If it receives enough signatures to qualify for the November 2016 ballot, voters will be able to decide whether 18- to- 20-year-olds will be able to legally purchase and consume alcohol beverages in California.
A bill establishing the national minimum drinking age to 21 was passed in 1984.
The measure’s proponent, Terrance Lynn, has 180 days — until April 26, 2016 — to collect 365,880 signatures in order for the initiative to qualify for the ballot, Padilla announced last Friday.
Lynn initially sent the proposal to Attorney General Kamala Harris on Aug. 23, 2015, a document on the office’s website showed.
On his website, Lynn explained that he proposed the initiative because, “This is about equal rights. 18 year olds have nearly every burden and privilege of adults … except the right to drink alcohol. This is a misguided aberration from 1984 that should be corrected.”

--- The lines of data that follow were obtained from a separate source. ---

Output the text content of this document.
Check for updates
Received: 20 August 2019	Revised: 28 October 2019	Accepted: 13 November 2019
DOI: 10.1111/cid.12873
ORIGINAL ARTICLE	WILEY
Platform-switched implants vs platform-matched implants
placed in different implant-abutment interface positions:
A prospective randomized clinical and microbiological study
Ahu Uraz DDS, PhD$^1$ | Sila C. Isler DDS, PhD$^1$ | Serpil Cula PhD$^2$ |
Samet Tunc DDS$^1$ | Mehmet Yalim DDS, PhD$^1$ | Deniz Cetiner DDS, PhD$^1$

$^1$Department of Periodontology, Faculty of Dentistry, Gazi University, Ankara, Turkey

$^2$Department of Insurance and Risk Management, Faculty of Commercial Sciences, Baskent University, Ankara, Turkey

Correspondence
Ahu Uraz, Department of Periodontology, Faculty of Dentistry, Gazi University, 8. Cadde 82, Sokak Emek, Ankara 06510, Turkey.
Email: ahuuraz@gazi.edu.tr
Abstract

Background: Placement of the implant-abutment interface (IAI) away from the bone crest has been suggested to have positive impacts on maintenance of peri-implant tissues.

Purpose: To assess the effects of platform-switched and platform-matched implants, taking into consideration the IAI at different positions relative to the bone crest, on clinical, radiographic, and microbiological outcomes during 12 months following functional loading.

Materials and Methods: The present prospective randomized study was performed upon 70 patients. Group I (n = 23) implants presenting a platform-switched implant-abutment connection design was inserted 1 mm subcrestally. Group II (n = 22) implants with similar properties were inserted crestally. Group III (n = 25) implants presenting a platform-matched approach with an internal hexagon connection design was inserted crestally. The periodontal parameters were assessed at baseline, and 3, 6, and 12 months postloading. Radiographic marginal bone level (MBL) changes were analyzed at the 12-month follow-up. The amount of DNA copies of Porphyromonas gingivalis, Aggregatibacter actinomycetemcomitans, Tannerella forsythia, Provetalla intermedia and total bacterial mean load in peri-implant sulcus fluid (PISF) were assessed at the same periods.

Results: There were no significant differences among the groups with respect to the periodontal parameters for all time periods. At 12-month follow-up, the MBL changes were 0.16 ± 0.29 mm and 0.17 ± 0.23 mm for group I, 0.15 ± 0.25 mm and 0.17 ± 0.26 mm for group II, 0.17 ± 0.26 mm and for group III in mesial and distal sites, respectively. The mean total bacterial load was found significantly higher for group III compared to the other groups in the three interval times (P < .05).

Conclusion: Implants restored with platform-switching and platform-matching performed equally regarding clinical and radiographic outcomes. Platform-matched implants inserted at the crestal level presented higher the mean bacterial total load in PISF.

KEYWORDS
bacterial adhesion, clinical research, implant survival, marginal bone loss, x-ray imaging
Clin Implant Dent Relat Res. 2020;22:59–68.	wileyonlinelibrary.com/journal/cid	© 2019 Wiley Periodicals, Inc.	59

The nonprofit Mothers Against Drunk Driving opposes lowering the legal drinking age. According to the organization, more than 25,000 lives have been saved in the country since it was raised to 21.
“When states had lower legal drinking ages in the U.S., the underage drinking problem was worse. For example, before the 21 minimum legal drinking age was implemented by all states, underage drunk drivers were involved in over twice as many fatal traffic crashes as today,” MADD’s website stated.

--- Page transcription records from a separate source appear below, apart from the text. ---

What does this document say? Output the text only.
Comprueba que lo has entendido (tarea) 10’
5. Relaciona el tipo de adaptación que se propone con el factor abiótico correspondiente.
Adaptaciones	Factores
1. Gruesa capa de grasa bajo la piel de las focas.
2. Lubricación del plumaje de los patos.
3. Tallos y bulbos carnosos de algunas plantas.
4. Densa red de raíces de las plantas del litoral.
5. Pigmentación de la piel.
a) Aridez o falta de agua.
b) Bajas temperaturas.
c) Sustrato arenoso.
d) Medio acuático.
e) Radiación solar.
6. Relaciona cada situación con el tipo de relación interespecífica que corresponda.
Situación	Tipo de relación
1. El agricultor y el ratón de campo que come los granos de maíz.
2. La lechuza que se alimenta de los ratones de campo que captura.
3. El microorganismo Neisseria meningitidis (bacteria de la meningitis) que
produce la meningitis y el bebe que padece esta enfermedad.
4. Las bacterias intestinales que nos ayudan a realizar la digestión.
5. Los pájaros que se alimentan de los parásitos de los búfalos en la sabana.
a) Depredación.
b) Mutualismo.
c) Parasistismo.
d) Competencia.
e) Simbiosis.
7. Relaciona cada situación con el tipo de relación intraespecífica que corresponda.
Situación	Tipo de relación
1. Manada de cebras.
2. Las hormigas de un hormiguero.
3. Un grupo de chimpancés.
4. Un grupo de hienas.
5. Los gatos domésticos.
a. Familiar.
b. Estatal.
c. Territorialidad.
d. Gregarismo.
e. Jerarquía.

If the measure is approved, the state would lose $200 million in federal highway funds, according to a fiscal impact on state and local governments from the Legislative Analyst and Director of Finance.
It would also lead to an increase of state and local tax revenues from the sales of alcoholic beverages, possibly totaling several million dollars each year, the Secretary of State’s website stated.
While all states prohibit providing alcohol to anyone under the age of 21, some have limited exceptions relating to religious reasons, lawful employment, or consent by a parent or guardian, according to the Federal Trade Commission.